We can use both filter() and map() on other collections such as strings or sets.

In [114]:
list(filter(lambda x: x > 0, {-5, 2, 3, -10, 0, 1}))
Out[114]:
[1, 2, 3]

Filtering using a list comprehension

  • Again, because this is such a common operation, we can use simpler syntax to say the same thing.
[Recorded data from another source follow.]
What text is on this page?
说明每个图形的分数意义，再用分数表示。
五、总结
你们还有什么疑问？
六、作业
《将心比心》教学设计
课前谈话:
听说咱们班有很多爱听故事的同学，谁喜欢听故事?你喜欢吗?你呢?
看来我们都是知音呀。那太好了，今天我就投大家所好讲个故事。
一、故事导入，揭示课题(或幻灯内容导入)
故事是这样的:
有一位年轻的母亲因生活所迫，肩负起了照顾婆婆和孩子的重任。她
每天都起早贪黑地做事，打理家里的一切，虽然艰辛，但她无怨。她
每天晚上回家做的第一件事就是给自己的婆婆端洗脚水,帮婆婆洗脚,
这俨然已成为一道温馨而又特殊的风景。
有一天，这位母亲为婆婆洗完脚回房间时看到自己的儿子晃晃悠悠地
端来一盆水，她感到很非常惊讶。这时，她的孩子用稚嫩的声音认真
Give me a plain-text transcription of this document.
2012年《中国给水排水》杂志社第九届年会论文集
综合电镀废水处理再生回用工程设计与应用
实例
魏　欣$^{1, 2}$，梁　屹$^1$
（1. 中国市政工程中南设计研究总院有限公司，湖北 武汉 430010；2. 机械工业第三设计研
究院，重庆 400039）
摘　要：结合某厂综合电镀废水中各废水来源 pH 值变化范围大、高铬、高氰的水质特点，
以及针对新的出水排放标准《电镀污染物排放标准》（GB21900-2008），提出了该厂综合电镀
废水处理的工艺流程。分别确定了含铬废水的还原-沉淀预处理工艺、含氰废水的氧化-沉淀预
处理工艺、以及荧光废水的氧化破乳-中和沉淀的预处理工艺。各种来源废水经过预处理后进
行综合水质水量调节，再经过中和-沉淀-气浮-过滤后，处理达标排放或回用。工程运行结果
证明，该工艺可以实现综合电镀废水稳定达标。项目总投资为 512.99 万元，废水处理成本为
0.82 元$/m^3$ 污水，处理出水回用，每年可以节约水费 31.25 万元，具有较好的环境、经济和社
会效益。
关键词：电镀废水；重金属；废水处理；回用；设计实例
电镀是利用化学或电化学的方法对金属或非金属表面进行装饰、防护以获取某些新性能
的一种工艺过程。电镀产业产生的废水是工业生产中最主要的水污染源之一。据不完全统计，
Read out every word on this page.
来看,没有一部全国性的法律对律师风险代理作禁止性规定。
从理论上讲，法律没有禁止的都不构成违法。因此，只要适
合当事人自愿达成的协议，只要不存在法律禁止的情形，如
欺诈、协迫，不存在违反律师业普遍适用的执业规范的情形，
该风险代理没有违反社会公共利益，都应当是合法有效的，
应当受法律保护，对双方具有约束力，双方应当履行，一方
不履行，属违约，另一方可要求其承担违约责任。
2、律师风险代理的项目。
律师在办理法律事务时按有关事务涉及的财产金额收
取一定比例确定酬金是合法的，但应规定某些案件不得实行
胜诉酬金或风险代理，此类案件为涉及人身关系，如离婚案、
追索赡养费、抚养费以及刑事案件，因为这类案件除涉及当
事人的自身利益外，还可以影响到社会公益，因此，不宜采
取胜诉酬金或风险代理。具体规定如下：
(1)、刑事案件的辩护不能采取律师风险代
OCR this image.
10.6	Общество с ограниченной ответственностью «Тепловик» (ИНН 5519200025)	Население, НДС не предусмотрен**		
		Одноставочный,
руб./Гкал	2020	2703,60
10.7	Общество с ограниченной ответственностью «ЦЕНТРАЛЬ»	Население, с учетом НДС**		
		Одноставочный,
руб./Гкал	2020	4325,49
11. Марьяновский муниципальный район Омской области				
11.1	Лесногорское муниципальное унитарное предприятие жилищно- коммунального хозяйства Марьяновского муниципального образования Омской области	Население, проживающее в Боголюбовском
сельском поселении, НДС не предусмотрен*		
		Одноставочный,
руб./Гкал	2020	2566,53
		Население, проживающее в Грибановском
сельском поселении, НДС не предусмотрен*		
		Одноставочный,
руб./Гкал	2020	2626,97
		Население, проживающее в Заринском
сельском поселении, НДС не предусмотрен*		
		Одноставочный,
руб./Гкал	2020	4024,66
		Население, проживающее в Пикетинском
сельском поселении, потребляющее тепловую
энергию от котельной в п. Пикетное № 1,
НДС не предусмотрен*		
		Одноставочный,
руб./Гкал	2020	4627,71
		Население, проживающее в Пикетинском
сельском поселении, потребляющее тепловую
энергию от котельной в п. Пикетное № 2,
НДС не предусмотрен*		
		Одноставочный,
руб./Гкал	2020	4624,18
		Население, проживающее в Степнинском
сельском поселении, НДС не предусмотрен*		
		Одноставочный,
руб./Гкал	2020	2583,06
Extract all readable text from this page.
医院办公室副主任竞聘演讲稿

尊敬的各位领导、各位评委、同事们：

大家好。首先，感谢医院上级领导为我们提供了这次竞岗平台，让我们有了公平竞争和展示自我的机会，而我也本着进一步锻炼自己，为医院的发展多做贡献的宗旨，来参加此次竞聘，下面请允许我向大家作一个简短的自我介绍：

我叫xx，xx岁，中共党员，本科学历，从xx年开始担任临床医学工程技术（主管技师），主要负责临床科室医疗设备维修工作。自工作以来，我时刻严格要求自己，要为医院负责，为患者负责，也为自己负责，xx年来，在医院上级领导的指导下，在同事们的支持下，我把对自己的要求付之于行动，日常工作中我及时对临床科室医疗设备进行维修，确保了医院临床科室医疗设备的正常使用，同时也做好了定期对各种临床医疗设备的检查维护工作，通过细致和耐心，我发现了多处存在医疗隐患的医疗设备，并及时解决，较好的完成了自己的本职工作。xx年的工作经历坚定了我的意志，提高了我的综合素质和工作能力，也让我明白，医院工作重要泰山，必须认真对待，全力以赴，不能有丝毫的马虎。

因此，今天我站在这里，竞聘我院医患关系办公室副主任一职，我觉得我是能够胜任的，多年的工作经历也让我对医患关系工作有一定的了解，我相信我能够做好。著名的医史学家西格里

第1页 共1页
  • We can express a filter using a list-comprehension by using the keyword if:

In [115]:
data = [-5, 2, 3, -10, 0, 1]
[x for x in data if x > 0]
Out[115]:
[2, 3, 1]
  • We can also filter and then map in the same expression:
In [116]:
from numpy import sqrt
[sqrt(x) for x in data if x > 0]
Out[116]:
[1.4142135623730951, 1.7320508075688772, 1.0]

The reduce function

  • The reduce() function recursively applies another function to pairs of values over the entire list, resulting in a single return value.
In [117]:
from functools import reduce
reduce(lambda x, y: x + y, [0, 1, 2, 3, 4, 5])
Out[117]:
15

Big Data

  • The map() and reduce() functions form the basis of the map-reduce programming model.

  • Map-reduce is the basis of modern highly-distributed large-scale computing frameworks.

  • It is used in BigTable, Hadoop and Apache Spark.

  • See these examples in Python for Apache Spark.